真是讽刺啊,这些人有不少曾经也收到她的请帖。现在,居然能面不改色的祝福另一个女人。人的适应能力,真是好的让人无语。
简素嘲讽的咧了咧嘴角,这时司仪开始让新人致辞。虽已经做好了准备,但当耳边传来郑漠昊温柔又宠溺的语调时,简素的心脏不可抑制的刺痛了起来。
“不管发生什么,我都会照顾好洛洛,让她快乐,让她生活无忧。”
“我会好好地和漠昊生活,做他身后的贤内助,希望大家能够祝福我们。”郑漠昊话音刚落,简斯洛就紧随其后,简素完全想象的出她现在有多么小鸟依人,多么得意。毕竟成为一群人的焦点,是她一直致力于做的事。

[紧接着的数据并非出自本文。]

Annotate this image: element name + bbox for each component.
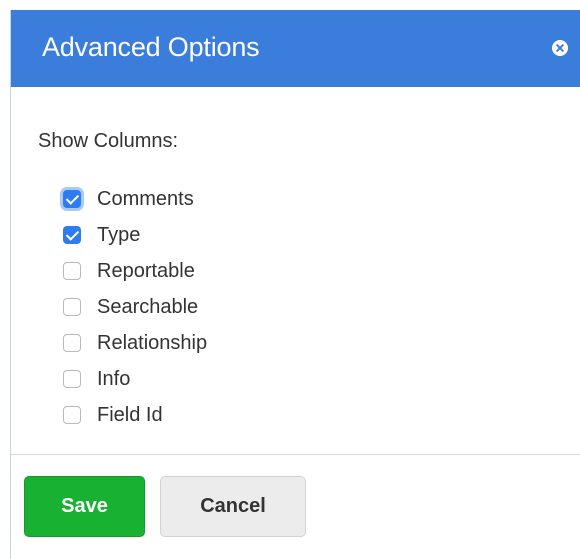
relationship-checkbox[interactable] [63, 334, 81, 352]
dialog-title: Advanced Options [42, 32, 260, 62]
option-searchable: Searchable [63, 289, 207, 325]
type-label[interactable]: Type [97, 224, 140, 247]
save-button[interactable]: Save [24, 476, 145, 537]
reportable-label[interactable]: Reportable [97, 260, 195, 283]
advanced-options-dialog: Advanced Options Show Columns: Comments … [10, 10, 580, 559]
column-options-list: Comments Type Reportable Searchable Rela… [63, 181, 207, 433]
option-type: Type [63, 217, 207, 253]
info-checkbox[interactable] [63, 370, 81, 388]
show-columns-label: Show Columns: [38, 130, 179, 152]
searchable-label[interactable]: Searchable [97, 296, 198, 319]
info-label[interactable]: Info [97, 368, 130, 391]
cancel-button[interactable]: Cancel [160, 476, 306, 537]
type-checkbox[interactable] [63, 226, 81, 244]
comments-label[interactable]: Comments [97, 188, 194, 211]
dialog-header: Advanced Options [11, 10, 580, 87]
close-button[interactable] [552, 40, 568, 56]
field-id-checkbox[interactable] [63, 406, 81, 424]
comments-checkbox[interactable] [63, 190, 81, 208]
option-field-id: Field Id [63, 397, 207, 433]
close-icon [556, 44, 564, 52]
option-reportable: Reportable [63, 253, 207, 289]
option-comments: Comments [63, 181, 207, 217]
reportable-checkbox[interactable] [63, 262, 81, 280]
footer-divider [11, 454, 580, 455]
option-relationship: Relationship [63, 325, 207, 361]
option-info: Info [63, 361, 207, 397]
field-id-label[interactable]: Field Id [97, 404, 163, 427]
searchable-checkbox[interactable] [63, 298, 81, 316]
relationship-label[interactable]: Relationship [97, 332, 207, 355]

他们宣誓完后,掌声一浪盖过一浪,这种种都像是吐着信子的毒蛇,一口一口的咬在她身上。疼完过后又是无尽的麻,和过去他们的甜蜜回忆纠缠在一起,像一张用荆棘编成的网,缠在她身上,刺进肉里,疼的她喘不过气。
简素悲哀的靠在门板上,手抵着门板,用指甲死命的挠着。指甲蹭在门板上,发出的声音尖锐又挠心。然而手上的刺痛,她已经感觉不到分毫了。现在的她急需一个发泄口,要是不做些什么,她真的要被逼疯了。
“我愿意成为郑漠昊的妻子,无论是贫穷还是富贵,无论健康还是疾病,我简素都会不离不弃的陪在他身边,直到他老,直到我们死去。”简素喃喃的念着,这短短的一句话她练了将近三个月,她希望她能流利的说出她对他的誓言,在那个他们一生中最重要的日子里。只因为她觉得发誓是一件严肃的事,容不得半点差错。在简素的记忆里,她的妈妈严心晨是个虔诚的基督教徒。她经常跟她说宣誓誓言时一定要慎重,只有这样才能得到神的眷顾。可事实证明,即使是神也有看走眼的时候。
她的妈妈果然是撒谎高手,正如她曾经告诉她她会永远陪着她。
简素开始哭,这次不是小声啜泣,而是嚎啕大哭。只因为她为之付出七年真心的感情,完完全全的碎了。
她边哭将手边的手提包打开,那冰冷的刀锋让她心里一晃,心中莫名的浮现出一阵恐惧。她拿出来看了一会,最终还是原封不动的将它放回包中。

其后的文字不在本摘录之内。